このように本発明の各実施形態に示された緑化構造体は、平地に設置する場合でも管状体を水道等に接続することにより容易に給水可能な緑化構造体を提供することができる。また、土壌の層厚が薄い場合であっても、人の体重で蓋部が壊れる事態を減少させることができる。また、土壌表面に緑化構造体の土壌保持手段が露出する場合にもマット状の立体構造網状体が露出するので、従来のピン等が露出する場合に比べて安全に歩行することができる。特に緑化構造体を薄型にしたい場合には、水切れを発生させないためには頻繁な人口給水が必要なことから、容易に給水できることが有効である。

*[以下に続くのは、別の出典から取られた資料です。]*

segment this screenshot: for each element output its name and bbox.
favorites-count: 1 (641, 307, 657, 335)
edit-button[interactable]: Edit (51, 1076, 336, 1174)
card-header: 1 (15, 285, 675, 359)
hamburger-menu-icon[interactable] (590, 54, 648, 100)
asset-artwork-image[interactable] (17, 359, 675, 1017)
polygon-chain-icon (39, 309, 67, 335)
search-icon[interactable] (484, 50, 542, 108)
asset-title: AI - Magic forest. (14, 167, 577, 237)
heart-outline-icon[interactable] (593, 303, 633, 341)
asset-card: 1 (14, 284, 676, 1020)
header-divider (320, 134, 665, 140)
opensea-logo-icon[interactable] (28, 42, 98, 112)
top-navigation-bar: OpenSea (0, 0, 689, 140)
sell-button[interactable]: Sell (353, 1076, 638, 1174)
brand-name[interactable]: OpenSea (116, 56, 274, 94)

従って、第2実施形態の場合も、第1実施形態と同様な効果を得ることができる。
上記各実施形態では、緑化構造体が薄型である場合について説明してきたが、本発明の緑化構造体における給水方法はこれに限らず、例えば、緑化構造体が厚型の場合にも適用することができ、容易な給水が可能である。又、本発明の緑化構造体における給水方法は、土壌の層厚が厚い場合でも、容易な給水が可能である。さらに、本発明の緑化構造体における給水方法は、トレー部の形状を変えることで、平地に設置する場合のみでなく、傾斜地の植物にも素早く給水することができる。
11 トレー部、
13 管状体、
14 給水本管、
15 有孔蓋部、
17 不織布、
19 立体構造網状体、
21 土壌、
23 低草木、
31 接続爪、
33 接続片、
35 接続穴、
41 管状体保持凹部、
43 管状体保持凹部、
51 溢水凹部、
61 大型円管形状支持部、
63 排水切り欠き部、
71 給水穴、
81 通水孔、
83 小型円管形状支持部、
85 十字柱形状支持部、
91 管状体保持凹部、
D1 トレー部深さ方向寸法、
D2 溢水凹部深さ方向寸法、
L1 トレー部内部最大支持部間寸法、
L2 通水孔対角線寸法。

Claims (9)

  1. 周壁に囲まれた底面部を有し上面が開口して貯水可能な箱形で、当該周壁部の開口側に少なくとも2箇所以上の吸排水管を保持するための凹部を有するように形成される箱形トレー部と、
    前記箱形トレー部の開口部全体を覆い、多数の開口を有するように形成される蓋部と、
    前記箱形トレー部の底面部の上面と蓋部の下面との間に配置され、当該両者の間隔と略同等な高さ寸法を有して前記蓋部を支持する支持部と、
    前記蓋部の少なくとも開口部を覆うように配置される不織布と、
    弾性を有し、液体が中を流動可能な管形状で、前記箱形トレー部の凹部に保持可能な直径であり、少なくとも1個の放出孔が開口される管状体と、
    を有することを特徴とする緑化構造体。
  2. 前記管状体は、前記放出孔が複数であり、各放出孔が所定の間隔毎に配置される
    ことを特徴とする請求項1に記載の緑化構造体。
  3. 前記蓋部は、各開口の最大寸法が足の踵部を模した仮想円の直径よりも小さくなるように形成される
    ことを特徴とする請求項1又は2に記載の緑化構造体。
  4. 前記支持部は、足の踵部が土壌を押圧する範囲内に、複数の支持ポイント、又は、線状あるいは面状に連続する部分を有するように配置される
    ことを特徴とする請求項1〜3の何れか1項に記載の緑化構造体。
  5. 前記支持部は、線上に連続する部分を有する場合、その形状が円管柱形状、断面矩形管柱形状、断面十字柱形状又は断面H字柱形状、及び、それらの組み合わせの何れかのものが用いられる
    ことを特徴とする請求項4に記載の緑化構造体。
  6. 前記支持部は、側面又は解放端面に前記管状体を保持するための凹部を有して形成される
    ことを特徴とする請求項4又は5に記載の緑化構造体。
  7. 前記箱形トレー部、蓋部及び支持部は、高分子樹脂材料により形成され、
    前記支持部は、前記箱形トレー部と蓋部との何れかと一体に接合されるように形成される、
    ことを特徴とする請求項1〜6の何れか1項に記載の緑化構造体。
  8. 前記不織布は、前記蓋部の開口からの土壌の構成物の侵入を防ぐと共に、上部からの水の通過と植物の根の侵入が可能である材質及び構造である
    ことを特徴とする請求項1〜7の何れか1項に記載の緑化構造体。
  9. 前記不織布は、土壌側に立体構造網状体が接合される
    ことを特徴とする請求項1〜8の何れか1項に記載の緑化構造体。